Days later waves of assault transports descended through the smothered atmosphere, expelling row after row of armored soldiers. The soldiers sped through the ruined landscapes, their saffron-yellow eyes never leaving the sights of their short weapons. Like hounds, they sniffed out their prey and flushed whole groups of survivors to the streets where hovering gun ships cut them down.

The flood of soldiers cascaded into the surrounding neighborhoods, igniting panic wherever it ran. Long, slender tails gave the invaders superior balance over the piles of rubble, and their pitched-forward, loping gait was too swift for any to outrun. Shrieks, screams and weapons’ fire were continuous; and all the while, more troop carriers descended from above. The meager human resistance was annihilated, the global infrastructures were smashed.

But then, the terror was over.

As suddenly as they came, the invaders packed into their carriers and ascended. Formations of special planes replaced them, flying low and slow in wide patterns, atomizing a sweet smelling, sweet tasting mist into the air. The few still alive—desperate, starving, dying of radiation and thirst—could not stop themselves from lapping the dew off any surface it touched.

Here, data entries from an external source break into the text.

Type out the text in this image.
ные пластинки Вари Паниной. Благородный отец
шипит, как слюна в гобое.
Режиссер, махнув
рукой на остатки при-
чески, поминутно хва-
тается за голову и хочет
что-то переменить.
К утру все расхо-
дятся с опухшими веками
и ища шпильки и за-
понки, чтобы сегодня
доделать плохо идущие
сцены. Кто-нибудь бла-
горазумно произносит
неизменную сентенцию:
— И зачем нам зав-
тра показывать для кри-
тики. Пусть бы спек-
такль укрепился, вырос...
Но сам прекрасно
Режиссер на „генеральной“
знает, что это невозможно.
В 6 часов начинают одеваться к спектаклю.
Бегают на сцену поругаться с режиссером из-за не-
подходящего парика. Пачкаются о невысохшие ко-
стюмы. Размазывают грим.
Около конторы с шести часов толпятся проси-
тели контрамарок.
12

In so doing, they ingested a virus tailor-made for the Human genome.

Thriving amid the squalor, the pestilence ravenously devoured the last pockets of tired, ragged survivors, liquefying their internal organs.

No ambassadors were received or sent. No attempt at communication earned reply, not even the unconditional surrender.

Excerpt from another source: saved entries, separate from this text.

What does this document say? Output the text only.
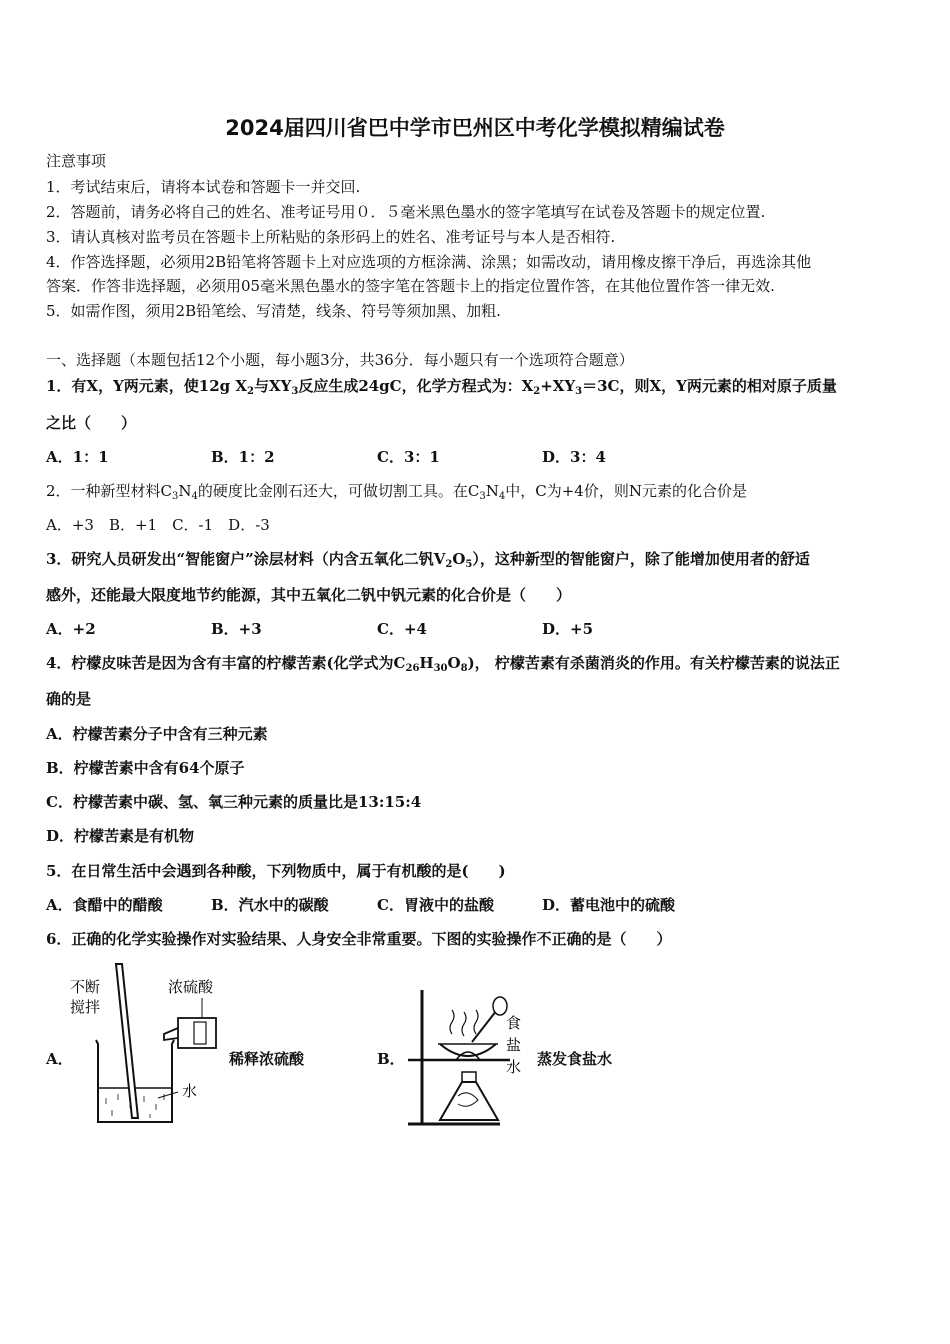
2024届四川省巴中学市巴州区中考化学模拟精编试卷
注意事项
1．考试结束后，请将本试卷和答题卡一并交回.
2．答题前，请务必将自己的姓名、准考证号用０．５毫米黑色墨水的签字笔填写在试卷及答题卡的规定位置.
3．请认真核对监考员在答题卡上所粘贴的条形码上的姓名、准考证号与本人是否相符.
4．作答选择题，必须用2B铅笔将答题卡上对应选项的方框涂满、涂黑；如需改动，请用橡皮擦干净后，再选涂其他
答案．作答非选择题，必须用05毫米黑色墨水的签字笔在答题卡上的指定位置作答，在其他位置作答一律无效.
5．如需作图，须用2B铅笔绘、写清楚，线条、符号等须加黑、加粗.
一、选择题（本题包括12个小题，每小题3分，共36分．每小题只有一个选项符合题意）
1．有X，Y两元素，使12g $X_2$与$XY_3$反应生成24gC，化学方程式为：$X_2+XY_3=3C$，则X，Y两元素的相对原子质量
之比（　　）
A．1：1	B．1：2	C．3：1	D．3：4
2．一种新型材料$C_3N_4$的硬度比金刚石还大，可做切割工具。在$C_3N_4$中，C为+4价，则N元素的化合价是
A．+3　B．+1　C．-1　D．-3
3．研究人员研发出“智能窗户”涂层材料（内含五氧化二钒$V_2O_5$），这种新型的智能窗户，除了能增加使用者的舒适
感外，还能最大限度地节约能源，其中五氧化二钒中钒元素的化合价是（　　）
A．+2	B．+3	C．+4	D．+5
4．柠檬皮味苦是因为含有丰富的柠檬苦素(化学式为$C_{26}H_{30}O_8$)， 柠檬苦素有杀菌消炎的作用。有关柠檬苦素的说法正
确的是
A．柠檬苦素分子中含有三种元素
B．柠檬苦素中含有64个原子
C．柠檬苦素中碳、氢、氧三种元素的质量比是13:15:4
D．柠檬苦素是有机物
5．在日常生活中会遇到各种酸，下列物质中，属于有机酸的是(　　)
A．食醋中的醋酸	B．汽水中的碳酸	C．胃液中的盐酸	D．蓄电池中的硫酸
6．正确的化学实验操作对实验结果、人身安全非常重要。下图的实验操作不正确的是（　　）
A．
不断
搅拌
浓硫酸
水
稀释浓硫酸	B．
食
盐
水 蒸发食盐水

The invasion was never about conquest. It was about extermination.

Forty thousand years of Human development were eliminated in less than two months. And so, with a hacking cough, Earth’s great civilizations died.

* * * * *

Debate carried on for decades among the blue skinned invaders, then centuries, until popular sentiment at last decreed the annihilation of Humanity was a grievous mistake. The reasons, justifications, and provocations simply could not equal the deliberate extinction of a nascent species. Naturally, large segments of the society maintained until the end of their long lives that the pre-emptive extermination prevented an imminent and costly war. It did not matter if they were right. This ancient and splendid race had committed genocide and it weighed heavily on their collective conscience.

Time rolled on and memory of that crime had all but faded when the disappearances began. Deep space transports vanished along their routes, with only a burst of static before the void swallowed them whole. For all their technological advancement, none could rationally explain the disappearances, and amid the rumors and suppositions that followed, an arcane term resurfaced with new meaning. Those who spoke publicly of “Da-oma Ka-chi-in” were derided as superstitious or overly pious, but all who heard the term trembled inside, their unpunished guilt of massacring an entire people awakened by an ancient religious phrase meaning, “Ravenous, Angry Ghosts.”